W telewizji pokazywali protesty. Policjanci zderzający się z wściekłym tłumem. Z oczu jednych i drugich zionął strach.
***
Nie miałem jak się modlić, nie słyszałem własnych myśli. W kółko policyjne syreny, trzaskanie szkła i krzyki. Nawet ten kraniec świata nie był już bezpieczny. Wyglądałem przez okno w stronę sąsiednich mieszkań. Za szybą widziałem pojedyncze świece.
***
Któregoś ranka nie wzeszło słońce. Uszy świdrowało mi wycie syreny alarmowej.
***
Skrobię resztkę tapicerki ojcowskiego fotela. Z ust leci mi para. Próbuję przełykać kawałki wytartej skóry, obserwując wątły blask żarówki. Został tylko jeden działający agregat. Ostatnią konserwę opróżniłem kilka dni temu. Wlokę się do łazienki, przyglądam swojemu odbiciu w rozbitym lustrze. Fioletowe worki pod oczami, przekrwione oczy, skóra w kolorze świeżo wyprasowanego pergaminu. Kiepsko jak na ostatni okaz własnego gatunku.

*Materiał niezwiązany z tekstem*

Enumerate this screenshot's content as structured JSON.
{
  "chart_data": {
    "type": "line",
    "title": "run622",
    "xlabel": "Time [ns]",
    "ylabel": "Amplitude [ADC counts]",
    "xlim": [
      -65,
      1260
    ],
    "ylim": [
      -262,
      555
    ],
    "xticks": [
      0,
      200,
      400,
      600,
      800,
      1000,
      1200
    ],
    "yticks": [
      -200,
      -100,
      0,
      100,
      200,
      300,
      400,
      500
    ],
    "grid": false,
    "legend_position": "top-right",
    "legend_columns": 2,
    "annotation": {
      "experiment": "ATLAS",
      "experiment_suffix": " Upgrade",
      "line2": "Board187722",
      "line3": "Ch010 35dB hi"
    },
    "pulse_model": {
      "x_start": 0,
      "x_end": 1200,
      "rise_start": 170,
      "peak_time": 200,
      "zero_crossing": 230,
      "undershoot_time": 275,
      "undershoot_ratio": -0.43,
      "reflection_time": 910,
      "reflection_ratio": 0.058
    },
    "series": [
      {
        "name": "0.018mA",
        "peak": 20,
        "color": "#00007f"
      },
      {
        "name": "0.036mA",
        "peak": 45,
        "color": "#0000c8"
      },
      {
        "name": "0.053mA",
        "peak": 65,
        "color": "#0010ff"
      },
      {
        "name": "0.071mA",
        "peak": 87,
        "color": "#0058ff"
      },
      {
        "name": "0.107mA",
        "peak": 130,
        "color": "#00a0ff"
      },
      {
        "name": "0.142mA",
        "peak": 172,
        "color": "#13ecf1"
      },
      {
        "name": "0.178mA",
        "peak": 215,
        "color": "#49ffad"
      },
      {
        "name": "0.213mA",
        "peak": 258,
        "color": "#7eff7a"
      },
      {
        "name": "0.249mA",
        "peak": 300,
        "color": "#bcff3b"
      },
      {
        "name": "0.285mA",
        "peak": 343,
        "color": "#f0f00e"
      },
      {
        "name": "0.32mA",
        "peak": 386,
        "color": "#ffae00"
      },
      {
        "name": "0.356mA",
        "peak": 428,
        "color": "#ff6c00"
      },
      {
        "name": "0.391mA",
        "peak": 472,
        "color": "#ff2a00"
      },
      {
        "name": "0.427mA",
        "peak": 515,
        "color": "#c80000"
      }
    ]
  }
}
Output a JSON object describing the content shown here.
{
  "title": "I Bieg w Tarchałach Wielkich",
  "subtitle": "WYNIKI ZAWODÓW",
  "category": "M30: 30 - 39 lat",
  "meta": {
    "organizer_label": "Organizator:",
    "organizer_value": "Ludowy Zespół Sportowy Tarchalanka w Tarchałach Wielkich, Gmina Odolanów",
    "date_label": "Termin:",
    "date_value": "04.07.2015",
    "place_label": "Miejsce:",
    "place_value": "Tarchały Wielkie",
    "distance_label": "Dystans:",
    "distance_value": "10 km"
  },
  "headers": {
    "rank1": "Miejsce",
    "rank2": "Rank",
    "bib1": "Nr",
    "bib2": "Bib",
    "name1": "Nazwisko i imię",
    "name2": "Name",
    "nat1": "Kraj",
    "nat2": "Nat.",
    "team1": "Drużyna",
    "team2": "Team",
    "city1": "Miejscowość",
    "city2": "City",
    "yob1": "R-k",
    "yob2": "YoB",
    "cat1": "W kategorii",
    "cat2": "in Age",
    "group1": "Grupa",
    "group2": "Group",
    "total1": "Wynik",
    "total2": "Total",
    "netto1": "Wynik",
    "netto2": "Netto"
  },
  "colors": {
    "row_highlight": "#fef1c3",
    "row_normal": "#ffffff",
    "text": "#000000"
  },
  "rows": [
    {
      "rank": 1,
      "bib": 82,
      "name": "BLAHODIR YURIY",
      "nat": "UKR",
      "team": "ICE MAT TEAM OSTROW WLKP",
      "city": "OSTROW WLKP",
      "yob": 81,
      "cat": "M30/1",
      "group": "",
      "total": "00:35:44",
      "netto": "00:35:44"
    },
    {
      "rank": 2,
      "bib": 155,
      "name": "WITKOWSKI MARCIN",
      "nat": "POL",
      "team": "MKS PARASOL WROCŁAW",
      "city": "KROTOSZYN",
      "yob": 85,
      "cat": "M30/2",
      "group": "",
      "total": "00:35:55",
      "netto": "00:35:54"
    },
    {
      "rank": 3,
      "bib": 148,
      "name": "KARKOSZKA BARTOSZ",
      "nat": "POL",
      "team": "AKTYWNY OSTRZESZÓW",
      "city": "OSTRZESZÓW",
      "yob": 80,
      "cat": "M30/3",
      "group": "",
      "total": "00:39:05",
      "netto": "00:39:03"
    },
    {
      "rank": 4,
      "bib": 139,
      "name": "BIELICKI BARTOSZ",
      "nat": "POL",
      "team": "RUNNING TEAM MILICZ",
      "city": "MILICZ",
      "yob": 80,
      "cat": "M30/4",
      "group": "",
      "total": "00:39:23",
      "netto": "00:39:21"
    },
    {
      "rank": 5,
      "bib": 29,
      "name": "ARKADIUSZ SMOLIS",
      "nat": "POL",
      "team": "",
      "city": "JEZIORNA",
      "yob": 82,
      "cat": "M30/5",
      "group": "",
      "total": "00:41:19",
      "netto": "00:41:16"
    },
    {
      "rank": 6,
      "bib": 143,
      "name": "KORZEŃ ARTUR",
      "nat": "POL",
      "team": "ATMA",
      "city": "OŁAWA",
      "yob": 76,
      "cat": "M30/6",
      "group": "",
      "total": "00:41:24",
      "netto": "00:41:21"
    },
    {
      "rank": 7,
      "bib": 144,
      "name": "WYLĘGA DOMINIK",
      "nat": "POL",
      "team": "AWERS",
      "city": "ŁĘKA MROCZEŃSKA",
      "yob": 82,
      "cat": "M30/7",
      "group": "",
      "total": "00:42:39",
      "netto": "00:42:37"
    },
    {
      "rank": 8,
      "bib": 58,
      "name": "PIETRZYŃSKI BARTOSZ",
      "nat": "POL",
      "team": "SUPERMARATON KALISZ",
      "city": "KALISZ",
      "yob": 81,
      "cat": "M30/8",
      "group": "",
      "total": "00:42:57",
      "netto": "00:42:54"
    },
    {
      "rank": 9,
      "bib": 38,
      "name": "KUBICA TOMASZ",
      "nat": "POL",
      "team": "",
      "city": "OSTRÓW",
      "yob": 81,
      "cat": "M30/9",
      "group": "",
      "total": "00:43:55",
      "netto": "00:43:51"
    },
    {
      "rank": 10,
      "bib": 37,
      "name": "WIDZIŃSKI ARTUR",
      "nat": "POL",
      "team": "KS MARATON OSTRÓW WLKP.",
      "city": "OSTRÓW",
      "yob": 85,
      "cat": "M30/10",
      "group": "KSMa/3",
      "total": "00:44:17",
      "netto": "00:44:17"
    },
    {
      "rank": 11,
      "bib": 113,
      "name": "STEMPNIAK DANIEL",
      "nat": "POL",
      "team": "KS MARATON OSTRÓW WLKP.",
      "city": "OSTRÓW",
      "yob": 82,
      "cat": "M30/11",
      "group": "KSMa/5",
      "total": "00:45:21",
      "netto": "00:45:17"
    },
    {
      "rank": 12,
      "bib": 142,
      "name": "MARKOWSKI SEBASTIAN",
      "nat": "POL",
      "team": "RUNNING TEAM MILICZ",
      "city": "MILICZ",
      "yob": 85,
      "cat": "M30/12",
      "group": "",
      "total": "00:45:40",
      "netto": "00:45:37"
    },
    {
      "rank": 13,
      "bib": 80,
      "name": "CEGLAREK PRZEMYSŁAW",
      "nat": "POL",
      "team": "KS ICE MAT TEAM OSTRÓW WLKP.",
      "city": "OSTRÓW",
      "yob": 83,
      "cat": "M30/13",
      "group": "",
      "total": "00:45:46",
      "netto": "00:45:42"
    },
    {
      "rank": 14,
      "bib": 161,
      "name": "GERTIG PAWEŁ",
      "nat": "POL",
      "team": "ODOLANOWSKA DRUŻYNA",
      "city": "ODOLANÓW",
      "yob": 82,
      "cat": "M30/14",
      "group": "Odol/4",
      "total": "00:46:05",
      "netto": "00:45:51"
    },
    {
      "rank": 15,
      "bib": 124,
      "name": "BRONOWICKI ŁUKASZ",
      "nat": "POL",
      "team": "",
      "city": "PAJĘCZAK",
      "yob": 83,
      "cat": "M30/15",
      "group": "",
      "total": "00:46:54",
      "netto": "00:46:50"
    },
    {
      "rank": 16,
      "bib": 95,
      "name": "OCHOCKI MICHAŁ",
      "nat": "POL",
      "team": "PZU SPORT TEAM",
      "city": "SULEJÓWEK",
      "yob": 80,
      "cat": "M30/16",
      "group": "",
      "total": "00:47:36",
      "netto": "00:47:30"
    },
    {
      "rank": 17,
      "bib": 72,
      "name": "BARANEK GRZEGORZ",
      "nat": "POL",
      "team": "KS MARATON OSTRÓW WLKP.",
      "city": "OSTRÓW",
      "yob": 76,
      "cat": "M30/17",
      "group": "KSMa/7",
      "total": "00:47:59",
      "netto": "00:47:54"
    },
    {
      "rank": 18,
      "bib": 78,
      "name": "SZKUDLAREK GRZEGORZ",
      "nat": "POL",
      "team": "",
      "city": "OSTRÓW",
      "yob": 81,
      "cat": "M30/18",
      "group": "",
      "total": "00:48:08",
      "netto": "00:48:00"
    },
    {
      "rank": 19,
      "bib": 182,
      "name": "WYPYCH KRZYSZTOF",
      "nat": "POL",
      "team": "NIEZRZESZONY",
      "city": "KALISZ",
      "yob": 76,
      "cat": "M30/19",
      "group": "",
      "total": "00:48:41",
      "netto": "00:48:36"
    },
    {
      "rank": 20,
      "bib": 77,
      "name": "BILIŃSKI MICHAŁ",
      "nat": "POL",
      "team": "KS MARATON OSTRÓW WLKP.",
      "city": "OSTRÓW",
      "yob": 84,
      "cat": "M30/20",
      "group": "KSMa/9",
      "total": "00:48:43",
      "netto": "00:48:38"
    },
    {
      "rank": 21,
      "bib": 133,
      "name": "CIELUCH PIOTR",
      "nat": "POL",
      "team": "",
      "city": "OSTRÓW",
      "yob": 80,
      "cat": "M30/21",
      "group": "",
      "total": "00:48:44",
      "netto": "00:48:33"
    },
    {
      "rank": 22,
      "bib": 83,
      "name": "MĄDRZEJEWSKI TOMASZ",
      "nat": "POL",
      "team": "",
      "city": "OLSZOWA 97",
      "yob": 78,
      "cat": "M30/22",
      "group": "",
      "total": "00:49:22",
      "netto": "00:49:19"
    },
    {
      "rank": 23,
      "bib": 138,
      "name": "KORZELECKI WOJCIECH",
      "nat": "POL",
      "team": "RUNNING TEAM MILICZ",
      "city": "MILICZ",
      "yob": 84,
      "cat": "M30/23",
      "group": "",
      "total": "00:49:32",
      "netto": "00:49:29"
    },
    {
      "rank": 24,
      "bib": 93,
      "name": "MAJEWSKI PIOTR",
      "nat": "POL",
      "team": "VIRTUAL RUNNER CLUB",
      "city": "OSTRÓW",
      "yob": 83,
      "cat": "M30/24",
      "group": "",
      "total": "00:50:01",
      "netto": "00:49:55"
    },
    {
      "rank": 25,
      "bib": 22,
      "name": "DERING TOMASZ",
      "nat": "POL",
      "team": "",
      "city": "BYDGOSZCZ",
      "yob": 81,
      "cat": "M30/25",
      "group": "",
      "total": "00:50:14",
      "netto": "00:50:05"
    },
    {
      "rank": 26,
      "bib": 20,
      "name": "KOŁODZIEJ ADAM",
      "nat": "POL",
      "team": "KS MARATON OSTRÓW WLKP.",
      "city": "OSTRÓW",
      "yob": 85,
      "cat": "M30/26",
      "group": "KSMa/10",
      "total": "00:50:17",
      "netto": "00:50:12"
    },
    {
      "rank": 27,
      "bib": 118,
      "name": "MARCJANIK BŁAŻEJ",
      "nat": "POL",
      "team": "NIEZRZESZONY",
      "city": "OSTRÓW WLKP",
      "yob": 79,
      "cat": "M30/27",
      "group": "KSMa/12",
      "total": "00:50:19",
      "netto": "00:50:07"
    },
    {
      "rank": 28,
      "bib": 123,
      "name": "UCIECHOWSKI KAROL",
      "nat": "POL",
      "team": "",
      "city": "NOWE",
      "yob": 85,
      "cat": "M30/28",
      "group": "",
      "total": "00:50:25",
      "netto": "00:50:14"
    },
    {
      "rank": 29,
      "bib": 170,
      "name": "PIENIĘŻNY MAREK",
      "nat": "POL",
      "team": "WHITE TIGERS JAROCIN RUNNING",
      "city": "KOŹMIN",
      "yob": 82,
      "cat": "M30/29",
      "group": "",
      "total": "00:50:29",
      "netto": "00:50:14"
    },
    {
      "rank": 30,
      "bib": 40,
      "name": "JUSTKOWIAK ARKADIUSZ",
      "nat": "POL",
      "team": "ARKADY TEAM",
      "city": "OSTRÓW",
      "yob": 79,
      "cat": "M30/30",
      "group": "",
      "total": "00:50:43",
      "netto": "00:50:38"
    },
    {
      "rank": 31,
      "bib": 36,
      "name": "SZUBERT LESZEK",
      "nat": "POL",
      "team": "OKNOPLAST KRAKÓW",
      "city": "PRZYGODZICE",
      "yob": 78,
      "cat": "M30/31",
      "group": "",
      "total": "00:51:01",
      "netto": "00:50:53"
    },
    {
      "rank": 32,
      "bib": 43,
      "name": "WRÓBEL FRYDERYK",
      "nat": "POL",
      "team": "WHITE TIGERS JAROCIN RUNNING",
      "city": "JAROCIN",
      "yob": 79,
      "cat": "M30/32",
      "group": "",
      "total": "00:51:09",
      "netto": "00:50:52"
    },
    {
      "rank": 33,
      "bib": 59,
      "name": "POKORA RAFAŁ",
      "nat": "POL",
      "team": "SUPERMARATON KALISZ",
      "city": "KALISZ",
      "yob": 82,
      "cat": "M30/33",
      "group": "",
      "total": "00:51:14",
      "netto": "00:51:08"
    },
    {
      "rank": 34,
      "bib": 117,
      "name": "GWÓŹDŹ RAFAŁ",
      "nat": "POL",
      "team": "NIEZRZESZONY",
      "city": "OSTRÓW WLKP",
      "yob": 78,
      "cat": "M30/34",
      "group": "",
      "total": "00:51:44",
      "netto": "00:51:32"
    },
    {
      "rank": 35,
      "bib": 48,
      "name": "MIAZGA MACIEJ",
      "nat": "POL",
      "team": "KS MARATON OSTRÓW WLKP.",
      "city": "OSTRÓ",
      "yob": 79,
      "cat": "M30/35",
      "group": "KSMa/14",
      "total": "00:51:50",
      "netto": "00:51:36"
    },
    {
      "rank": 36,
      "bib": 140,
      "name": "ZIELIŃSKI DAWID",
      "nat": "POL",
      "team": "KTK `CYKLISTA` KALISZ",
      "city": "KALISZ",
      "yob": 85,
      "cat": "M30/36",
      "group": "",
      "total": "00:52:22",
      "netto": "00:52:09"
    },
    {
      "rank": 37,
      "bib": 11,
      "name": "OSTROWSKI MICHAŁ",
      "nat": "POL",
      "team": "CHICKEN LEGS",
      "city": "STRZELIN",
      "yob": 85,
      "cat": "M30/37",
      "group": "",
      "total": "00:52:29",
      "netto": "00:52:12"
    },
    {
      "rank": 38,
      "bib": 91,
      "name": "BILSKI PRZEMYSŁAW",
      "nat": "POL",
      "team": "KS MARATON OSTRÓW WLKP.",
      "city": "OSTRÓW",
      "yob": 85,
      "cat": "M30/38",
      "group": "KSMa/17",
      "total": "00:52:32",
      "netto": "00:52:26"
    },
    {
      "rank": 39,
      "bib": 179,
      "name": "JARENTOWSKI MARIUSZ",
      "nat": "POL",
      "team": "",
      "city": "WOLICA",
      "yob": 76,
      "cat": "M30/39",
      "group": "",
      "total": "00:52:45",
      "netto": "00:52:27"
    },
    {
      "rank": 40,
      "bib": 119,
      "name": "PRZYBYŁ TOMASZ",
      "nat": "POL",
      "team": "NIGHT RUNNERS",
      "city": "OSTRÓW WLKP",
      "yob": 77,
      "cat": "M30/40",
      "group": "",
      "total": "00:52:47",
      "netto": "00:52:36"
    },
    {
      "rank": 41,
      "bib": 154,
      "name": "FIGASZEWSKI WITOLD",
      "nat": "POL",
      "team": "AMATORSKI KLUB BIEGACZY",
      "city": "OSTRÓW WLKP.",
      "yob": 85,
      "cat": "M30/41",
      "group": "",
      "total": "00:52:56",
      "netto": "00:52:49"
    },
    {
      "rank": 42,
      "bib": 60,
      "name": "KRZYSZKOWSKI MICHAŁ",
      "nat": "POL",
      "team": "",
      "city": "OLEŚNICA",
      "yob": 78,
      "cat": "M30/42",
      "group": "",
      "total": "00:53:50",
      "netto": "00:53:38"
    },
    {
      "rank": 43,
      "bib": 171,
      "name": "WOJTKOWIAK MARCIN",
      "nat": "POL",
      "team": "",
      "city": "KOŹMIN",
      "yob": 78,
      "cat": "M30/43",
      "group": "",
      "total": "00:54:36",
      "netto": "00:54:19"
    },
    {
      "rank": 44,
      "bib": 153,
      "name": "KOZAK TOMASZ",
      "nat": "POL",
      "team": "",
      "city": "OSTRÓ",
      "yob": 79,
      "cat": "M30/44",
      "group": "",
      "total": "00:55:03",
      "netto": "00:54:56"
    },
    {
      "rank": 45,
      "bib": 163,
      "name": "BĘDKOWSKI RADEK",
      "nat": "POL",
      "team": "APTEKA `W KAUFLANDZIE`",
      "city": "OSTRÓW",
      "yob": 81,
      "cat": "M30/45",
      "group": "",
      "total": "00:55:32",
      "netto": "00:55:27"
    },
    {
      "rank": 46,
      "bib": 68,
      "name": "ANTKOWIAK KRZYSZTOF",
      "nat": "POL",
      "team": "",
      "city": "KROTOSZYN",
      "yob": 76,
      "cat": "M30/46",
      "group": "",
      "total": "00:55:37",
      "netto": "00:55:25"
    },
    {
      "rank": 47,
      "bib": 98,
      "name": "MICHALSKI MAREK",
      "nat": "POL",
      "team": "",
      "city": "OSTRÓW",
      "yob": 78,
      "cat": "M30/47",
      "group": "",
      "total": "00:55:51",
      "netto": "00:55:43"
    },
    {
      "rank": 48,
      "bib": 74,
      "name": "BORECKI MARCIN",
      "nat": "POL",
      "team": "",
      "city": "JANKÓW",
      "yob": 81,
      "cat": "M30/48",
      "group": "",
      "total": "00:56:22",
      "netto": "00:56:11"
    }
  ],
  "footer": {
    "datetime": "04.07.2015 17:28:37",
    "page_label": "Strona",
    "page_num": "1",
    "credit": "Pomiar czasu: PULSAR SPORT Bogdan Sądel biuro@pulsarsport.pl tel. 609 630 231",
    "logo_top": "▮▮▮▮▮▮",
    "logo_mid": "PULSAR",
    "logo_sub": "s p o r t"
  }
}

Resztkami sił wracam do salonu. Rozkładam fotel. Wewnątrz leży ostatni kanister z benzyną. Dolewam nieco do agregatu. Starczy na kilka dni.
Porąbałem meble i zabiłem drewnem okna. Nie chcę wiedzieć co jest na zewnątrz. Ostatnim co tam widziałem, był zamarzający termometr. Śpię kiedy muszę, staram się wcale. Na szczęście agregat robi spory hałas, inaczej znów słyszałbym szepty. „Tam już nic nie ma” – powtarzam jak mantrę, a przecież wiem, że stara dostać się do środka, zgasić ostatnią iskierkę światła.
Mam dwadzieścia pięć lat. Robię jedyną rzecz na jaką stać ostatniego człowieka. Płaczę.